Под козырьком, у киношных касс, они бережно разворачивают бумагу.
– Целых семь штук, – шепчет Никита, пересчитав румяные бока. – Великолепная семерка! Семь первоклассных джазовых пирожков!
Вдруг Водкин отворачивается, у него трясутся плечи.
– Ну, приехали, – ворчит Егоров. – Ты чего, блядь, раскис? Ты, вообще, мужик или нет?
– Я, Ник, м-мужик, но до смерти эти п-пирожки не забуду, – бормочет Водкин, всхлипывая. – Даже в Америке не забуду! Какая женщина! Если разбогатею, подарю тете Зине «Волгу». Клянусь, Ник! И никаких больше тележек! Знаешь, такую пузатую, ГАЗ-21!
– С оленем на капоте!
– Да, да, да, едрическая сила, будь я проклят! Или построю для нее дом! На берегу озера!
– Правильно, Владик, мы вместе построим! – У Никиты тоже губы дрожат. – Ломай пополам гада гадского, успеем съесть до звонка.
– Черт! – говорит Водкин, давясь куском из-за судороги, перехватившей горло. – Я уже всё знаю… Слушай! На первом этаже мы устроим для нее большую кухню, поставим автомат для жарки пончиков!
– И везде фикусы!
– Еще герань на окнах!
– В спальню – кровать с балдахином!
– Окна с видом в сад!
– Лучше на горы!
– Ты имеешь в виду, что мы поселим тетю Зину на Памире? Давай еще по половинке!
– Или по целому?
– Вот видишь, какой ты? Видишь?.. Как с тобой договариваться?! Перебьешься!..
– Ну, ты и жадина, Ник!..
– Не ври! Я не жадный, а бережливый!
– Ладно… На балконе мы развесим клетки с перепелками. Я в одном итальянском фильме видел.
– А в столовой поставим рояль.
– Рояль-то тете Зине зачем?
– Будем приходить и играть.
– Да, именно джаз. Купим белый «Стейнвей».
– Тетя Зина будет сидеть в кресле-качалке, слушать блюзы и вязать себе кофточку.
Глава 3
Пассаж во втором allegro
Тучный Райнис сидит на высоком табурете посреди класса; Егоров стоит у пульта перед нотами с трубой; девушка-концертмейстер – за роялем.
– Начина-айте, ю-юноша, – говорит Райнис. Он латыш, говорит с акцентом, некоторые звуки у него как резиновые.
Никита облизывает мундштук, слушает увертюру, через несколько тактов ему вступать.

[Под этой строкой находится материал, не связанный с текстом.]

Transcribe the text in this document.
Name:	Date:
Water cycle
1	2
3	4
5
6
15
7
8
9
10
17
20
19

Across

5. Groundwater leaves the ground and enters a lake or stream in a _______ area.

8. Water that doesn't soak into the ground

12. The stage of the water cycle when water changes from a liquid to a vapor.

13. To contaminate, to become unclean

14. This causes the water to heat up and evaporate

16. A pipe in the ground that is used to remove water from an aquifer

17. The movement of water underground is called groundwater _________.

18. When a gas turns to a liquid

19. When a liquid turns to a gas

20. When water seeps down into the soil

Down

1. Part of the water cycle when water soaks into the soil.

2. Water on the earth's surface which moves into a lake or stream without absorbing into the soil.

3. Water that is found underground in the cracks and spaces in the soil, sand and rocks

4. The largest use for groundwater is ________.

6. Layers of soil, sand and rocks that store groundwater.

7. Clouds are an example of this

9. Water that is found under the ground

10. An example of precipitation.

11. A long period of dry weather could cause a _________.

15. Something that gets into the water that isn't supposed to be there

Он прикладывается к трубе.
Первую часть, Grave, он обожает: тревожная и сильная, вся на сигналах, можно показать звук. И пауз достаточно, чтобы дыхание не сбилось. Он начинает уверенно; звук академический, круглый, как полированный медяк.
Райнис закрывает глаза и кивает: ему тоже это место нравится.
– Стоп! – вдруг говорит он.
Пальцы пианистки замирают над клавишами. Егоров в недоумении.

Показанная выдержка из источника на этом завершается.